After two fairly disastrous years for construction, economists are now predicting a stronger housing market in 2020/21 and an even healthier performance in the non-residential property sector.
But is the building industry really out of the woods?
Robert Mellor, Managing Director of BIS Oxford Economics, is confident that the worst is behind us and that Australia is well positioned for a full recovery.
“Strong population growth, a rising national dwelling stock deficiency and housing stimulus are set to provide considerable support to the residential building and renovation sectors, while non-residential building is projected to remain elevated,” he says.
“Total building activity is anticipated to climb near its previous peak over the coming five years.”
Not all commentators are quite as bullish, warning that while demand for new detached homes has held up well, the apartment market in cities such as Sydney, Melbourne and Brisbane is still under enormous strain, with new projects down 40 per cent over the past 12 months.
HIA’s chief economist, Tim Reardon, believes that after some spectacular falls, the housing market has now stabilised – helped by government stimulus policies.
“Interest rates, income taxes and lending restrictions have all been eased in an effort to support activity and economic growth,” he says. “Government investment in infrastructure is also important to support labour market growth. These measures are now supporting activity in housing markets across the economy.”

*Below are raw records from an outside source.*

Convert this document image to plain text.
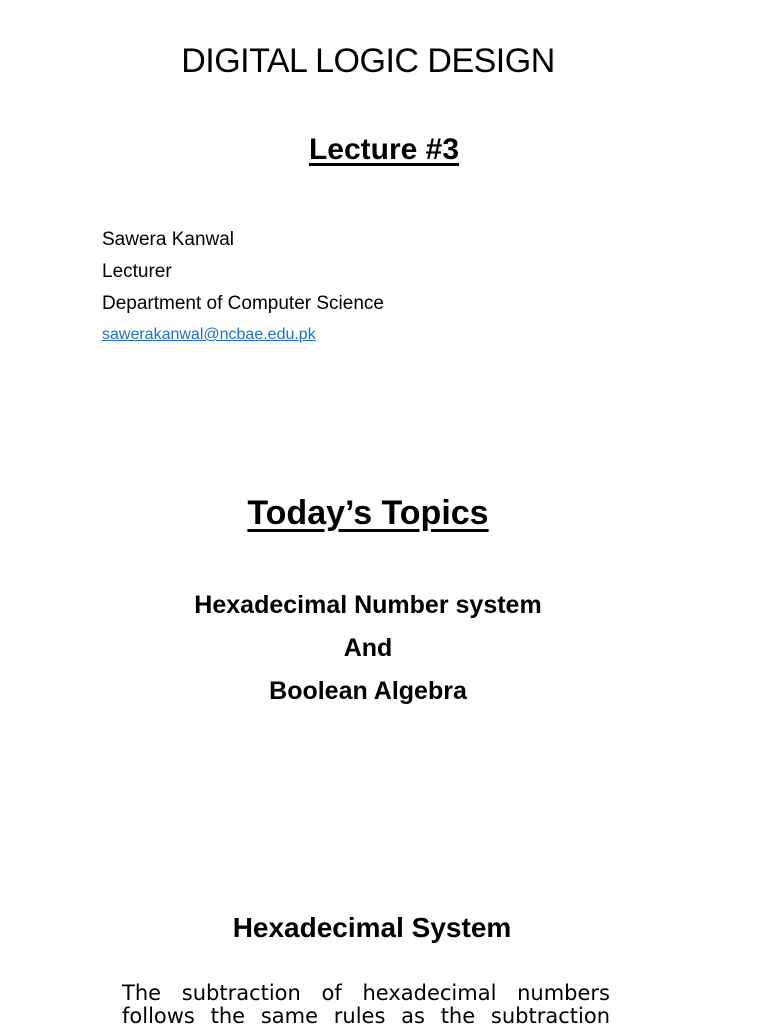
DIGITAL LOGIC DESIGN
Lecture #3
Sawera Kanwal
Lecturer
Department of Computer Science
sawerakanwal@ncbae.edu.pk
Today’s Topics
Hexadecimal Number system
And
Boolean Algebra
Hexadecimal System
The subtraction of hexadecimal numbers
follows the same rules as the subtraction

While economists may disagree about the timing and the strength of a housing recovery in Australia, there is a general consensus about the factors that have impacted so negatively on building activity across the country.
Already weakened by the fallout from the banking royal commission, public confidence in the residential housing sector has been further undermined by high-profile evacuations from three new developments in Sydney, two of them high-rise apartment blocks.
In addition, concerns about the safety of apartment blocks following the Grenfell fire in London has led to problems with liability insurance and building certification.
Denita Wawn, CEO of Master Builders Australia, has warned that Australia is in the midst of a “building certifier insurance crisis” which, if not addressed, could delay many new apartment developments across the country.
Master Builders is urging state and federal authorities to hammer out a resolution – and restore public confidence. “We need all governments to come together now to manage what has become a risk for the whole industry, caused by the use of combustible cladding on some buildings,” she says.
But Selina Short, from the global EY property group, says that rather than governments overhauling the certification system, individual developers need to step up and address buyers’ fears about the safety of their buildings.
“It’s clear that people are delaying property-purchasing decisions,” she says. “This adds another layer to the softening property market.”
Talk of a full-scale recovery in the housing market could be a little premature but the worst might now be over.